As I am a learned clergy, when I offer perspective ‘on the one hand’, you can be sure that soon after I will add perspective ‘on the other hand.’ It is said one can shorten any preacher’s sermon by tying their hands behind their back. So, on the one hand, letting go is of great value. On the other hand, you would do well to learn to hold on.

“We are constantly changing. It is one of those universal truths. As faithful human beings, we grow and we change.” These are the words I often use to begin a homily when a couple has asked for one at their wedding. I am not usually asked to do a homily, but from time to time a couple will ask me to share some spiritual reflections on the topic of marriage. And my standard wedding homily has become ruminations on the dynamic aspect of change in a relationship when the couple decides to make a commitment ‘til death do we part.’

So often our culture presents the ideal marriage relationship as something other than reality – in love forever, a constant and full feeling of love at all times, for all time. And, as I say, the reality does not line up. We are constantly changing. Not only will each partner in the relationship grow and mature at their own rate and pace, the feelings of affection and attraction have more ‘ebb and flow’ to them than ‘constant current.’ So I give couples this warning. One time I got a little carried away and actually began my homily saying, “As you stand here on the cusp of a new day, I must warn you …” I may or may not have had a malicious grin when I said this. That couple took it in good humor but I have since made all effort to stay on script during such homilies.

The point I steer toward in these marriage reflections, the counter balance to change, I say, is choice.

We are not static, [I remind them] we change, grow, and mature. We adapt to the changes we choose as well as those we do not choose. People do not choose to fall in love, but they do choose to marry. Falling in love is not enough to sustain you through the years because you do not stop being a dynamic growing person when you marry, [I say to them]. You make a choice to commit to this one person beside you “through all the changes of your life together.”

And all this applies to situations other than marriage; particularly the point about choice serving as the counterbalance to change. There are changes we choose and changes we do not choose – but even for those we do not choose, we still can choose how we respond.
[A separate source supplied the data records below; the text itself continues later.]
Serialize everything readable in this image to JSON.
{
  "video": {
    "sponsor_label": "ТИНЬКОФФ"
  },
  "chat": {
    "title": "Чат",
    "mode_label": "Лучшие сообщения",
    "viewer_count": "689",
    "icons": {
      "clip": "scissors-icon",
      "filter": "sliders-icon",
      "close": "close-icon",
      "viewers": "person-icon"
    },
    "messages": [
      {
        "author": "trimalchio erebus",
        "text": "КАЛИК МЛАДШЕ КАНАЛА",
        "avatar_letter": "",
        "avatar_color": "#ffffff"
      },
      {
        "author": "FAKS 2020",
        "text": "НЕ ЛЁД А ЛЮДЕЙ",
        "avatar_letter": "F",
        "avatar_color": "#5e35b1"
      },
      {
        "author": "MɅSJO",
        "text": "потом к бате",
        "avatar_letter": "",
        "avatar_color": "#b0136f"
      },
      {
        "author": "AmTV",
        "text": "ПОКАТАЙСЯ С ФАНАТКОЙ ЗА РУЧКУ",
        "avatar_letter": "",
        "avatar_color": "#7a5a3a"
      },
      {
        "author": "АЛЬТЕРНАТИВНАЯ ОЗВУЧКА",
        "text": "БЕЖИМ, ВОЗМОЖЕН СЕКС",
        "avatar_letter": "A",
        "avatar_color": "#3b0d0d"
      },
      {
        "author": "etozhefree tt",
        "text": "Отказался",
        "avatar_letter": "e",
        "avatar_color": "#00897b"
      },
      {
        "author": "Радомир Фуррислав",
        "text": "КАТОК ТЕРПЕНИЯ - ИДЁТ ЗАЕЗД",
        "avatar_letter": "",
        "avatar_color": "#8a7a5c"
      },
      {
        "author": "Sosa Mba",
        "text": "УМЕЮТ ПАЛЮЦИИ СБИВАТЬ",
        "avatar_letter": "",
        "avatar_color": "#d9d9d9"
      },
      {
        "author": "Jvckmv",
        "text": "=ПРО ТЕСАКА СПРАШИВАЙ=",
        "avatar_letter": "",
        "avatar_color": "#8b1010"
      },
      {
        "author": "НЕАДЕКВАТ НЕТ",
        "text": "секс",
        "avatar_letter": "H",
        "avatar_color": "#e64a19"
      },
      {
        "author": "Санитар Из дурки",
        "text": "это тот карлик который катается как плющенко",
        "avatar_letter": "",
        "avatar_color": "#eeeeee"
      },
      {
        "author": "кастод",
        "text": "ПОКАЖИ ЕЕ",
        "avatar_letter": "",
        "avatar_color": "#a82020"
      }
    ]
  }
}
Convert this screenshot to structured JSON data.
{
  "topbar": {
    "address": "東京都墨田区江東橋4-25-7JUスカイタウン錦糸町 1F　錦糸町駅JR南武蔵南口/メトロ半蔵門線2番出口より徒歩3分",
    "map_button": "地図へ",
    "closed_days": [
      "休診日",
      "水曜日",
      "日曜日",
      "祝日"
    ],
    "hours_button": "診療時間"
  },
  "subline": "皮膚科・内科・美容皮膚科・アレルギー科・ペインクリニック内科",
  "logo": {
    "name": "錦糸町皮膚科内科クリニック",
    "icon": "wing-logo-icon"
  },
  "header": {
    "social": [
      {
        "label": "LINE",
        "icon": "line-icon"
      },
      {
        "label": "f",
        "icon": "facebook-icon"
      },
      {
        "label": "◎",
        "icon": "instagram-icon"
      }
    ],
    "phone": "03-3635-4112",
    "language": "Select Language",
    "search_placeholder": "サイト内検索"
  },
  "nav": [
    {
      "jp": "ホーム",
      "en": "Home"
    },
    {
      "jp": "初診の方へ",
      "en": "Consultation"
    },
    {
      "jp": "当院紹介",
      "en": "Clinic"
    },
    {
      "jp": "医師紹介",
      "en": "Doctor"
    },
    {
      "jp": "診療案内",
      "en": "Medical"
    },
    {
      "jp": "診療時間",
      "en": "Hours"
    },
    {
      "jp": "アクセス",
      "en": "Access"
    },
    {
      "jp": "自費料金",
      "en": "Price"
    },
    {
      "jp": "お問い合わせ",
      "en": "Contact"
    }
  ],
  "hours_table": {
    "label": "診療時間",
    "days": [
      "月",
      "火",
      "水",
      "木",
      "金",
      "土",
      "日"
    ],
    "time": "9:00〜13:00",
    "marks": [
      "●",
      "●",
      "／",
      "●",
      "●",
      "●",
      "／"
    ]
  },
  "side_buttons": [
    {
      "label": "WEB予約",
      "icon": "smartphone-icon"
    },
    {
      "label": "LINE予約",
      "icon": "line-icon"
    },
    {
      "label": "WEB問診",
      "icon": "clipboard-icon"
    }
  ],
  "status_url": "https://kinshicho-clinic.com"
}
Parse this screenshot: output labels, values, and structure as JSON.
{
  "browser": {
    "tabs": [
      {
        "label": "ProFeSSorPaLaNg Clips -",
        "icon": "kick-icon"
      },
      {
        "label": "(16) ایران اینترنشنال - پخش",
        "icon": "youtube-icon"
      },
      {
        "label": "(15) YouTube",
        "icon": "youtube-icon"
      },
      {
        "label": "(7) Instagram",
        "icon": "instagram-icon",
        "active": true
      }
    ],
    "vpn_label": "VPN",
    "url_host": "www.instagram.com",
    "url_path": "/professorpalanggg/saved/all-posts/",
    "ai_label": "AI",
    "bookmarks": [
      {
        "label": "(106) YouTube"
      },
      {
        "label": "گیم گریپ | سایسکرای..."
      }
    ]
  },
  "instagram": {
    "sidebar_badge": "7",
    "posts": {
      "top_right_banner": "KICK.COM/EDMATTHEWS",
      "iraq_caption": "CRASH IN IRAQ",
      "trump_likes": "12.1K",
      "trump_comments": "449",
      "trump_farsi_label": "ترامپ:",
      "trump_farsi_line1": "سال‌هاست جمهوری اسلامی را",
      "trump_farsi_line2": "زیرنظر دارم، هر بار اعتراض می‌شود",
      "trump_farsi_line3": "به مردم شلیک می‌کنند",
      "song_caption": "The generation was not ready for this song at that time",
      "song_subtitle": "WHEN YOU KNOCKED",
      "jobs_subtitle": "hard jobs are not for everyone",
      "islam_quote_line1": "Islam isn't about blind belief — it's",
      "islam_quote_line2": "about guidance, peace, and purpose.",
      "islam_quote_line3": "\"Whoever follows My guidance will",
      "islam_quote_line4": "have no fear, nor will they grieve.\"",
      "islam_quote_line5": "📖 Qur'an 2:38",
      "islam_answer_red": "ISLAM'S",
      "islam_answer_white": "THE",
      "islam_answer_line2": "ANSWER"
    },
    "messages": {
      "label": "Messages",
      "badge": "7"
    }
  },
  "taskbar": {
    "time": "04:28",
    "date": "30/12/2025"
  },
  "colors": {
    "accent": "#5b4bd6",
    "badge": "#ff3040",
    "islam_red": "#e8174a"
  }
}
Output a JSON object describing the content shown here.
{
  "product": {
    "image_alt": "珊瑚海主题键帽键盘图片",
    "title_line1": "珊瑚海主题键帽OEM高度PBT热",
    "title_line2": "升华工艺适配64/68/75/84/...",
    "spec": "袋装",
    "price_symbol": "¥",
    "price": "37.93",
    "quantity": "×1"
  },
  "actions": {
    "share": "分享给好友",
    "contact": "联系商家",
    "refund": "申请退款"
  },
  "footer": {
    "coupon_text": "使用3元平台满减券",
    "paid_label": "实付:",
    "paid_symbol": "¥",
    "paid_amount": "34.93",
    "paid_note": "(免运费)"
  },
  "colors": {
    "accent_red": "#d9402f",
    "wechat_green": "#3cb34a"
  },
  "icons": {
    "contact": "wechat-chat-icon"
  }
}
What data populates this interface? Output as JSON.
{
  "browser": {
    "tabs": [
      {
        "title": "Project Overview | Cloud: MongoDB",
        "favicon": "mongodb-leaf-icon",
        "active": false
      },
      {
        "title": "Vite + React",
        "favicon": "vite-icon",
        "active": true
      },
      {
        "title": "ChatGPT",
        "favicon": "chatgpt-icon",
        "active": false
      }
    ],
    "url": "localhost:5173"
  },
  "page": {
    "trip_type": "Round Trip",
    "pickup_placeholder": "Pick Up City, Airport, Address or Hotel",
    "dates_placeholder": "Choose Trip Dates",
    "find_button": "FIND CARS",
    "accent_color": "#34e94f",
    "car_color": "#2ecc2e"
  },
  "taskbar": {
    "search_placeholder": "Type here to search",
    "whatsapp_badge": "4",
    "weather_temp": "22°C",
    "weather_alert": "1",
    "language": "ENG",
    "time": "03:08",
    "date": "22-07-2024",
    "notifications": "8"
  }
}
Acknowledging my capacity, my agency in the face of change helps keep me stay centered. Instead of lamenting as things happen to me, I can bow to the whims of circumstance and still act within my integrity. I can still let go of what was – and – I can hold on to my capacity to choose my way forward.

In many ways this is about finding what you still hold while all else changes. It is about discovering your guiding values, your integrity, the vision leading into the change in the first place. With the various changes and experimentations we’ve had here in the congregation have you made choices about them, have you responded, have you changed? You have a choice of what you hold while all else changes.

Knowing what you hold on to will help you weather the changes, help you stay grounded and headed in your chosen direction through the changes – even the changes you do not choose and cannot control. Let go, that you may be open. Hold on, that you may stay true.

And as I am a learned clergy, I will now deliver point number three, for every good ministry student doth learn that a good sermon shall have three points “Three shall be the number of the [points in thy sermon] and the number of the [points] shall be three. Four shalt thou not [offer], neither shalt thou [offer] two, excepting that thou then proceedeth to three. Five is right out.” (from Monty Python and the Holy Grail, 1975)

So, point number 3: the rubber band theory of change. There are, I am sure a multitude of versions of the rubber band theory; some of them probably copyright protected. What I am offering is a simple analogy rather than a full blown theory. And it is simply this: We can stretch ourselves to reach a goal. Like stretching a rubber band, we can stretch the systems and institutions, and that will create significant tension. When you stretch a rubber band it goes from loose to tight, right? Similarly, we can stretch; it is possible, and it causes tension.

And the other part of this is that eventually the rubber band will snap back to its relaxed position. Christian theologian and ethicist Paul Tillich suggested something very similar in his Systematic Theology book. In his chapters on Human Nature, he spoke of growth this way. Imagine a dot on a piece of paper as the center point of your Self. When we stretch, when we receive some challenge, some new learning, some opportunity to become “more fully actualized” – imagine an arrow arcing in a semicircle away from the point to a new spot … and then continuing in circle back to the original point of your Self. Much like the rubber band theory of change, we can stretch but we also return.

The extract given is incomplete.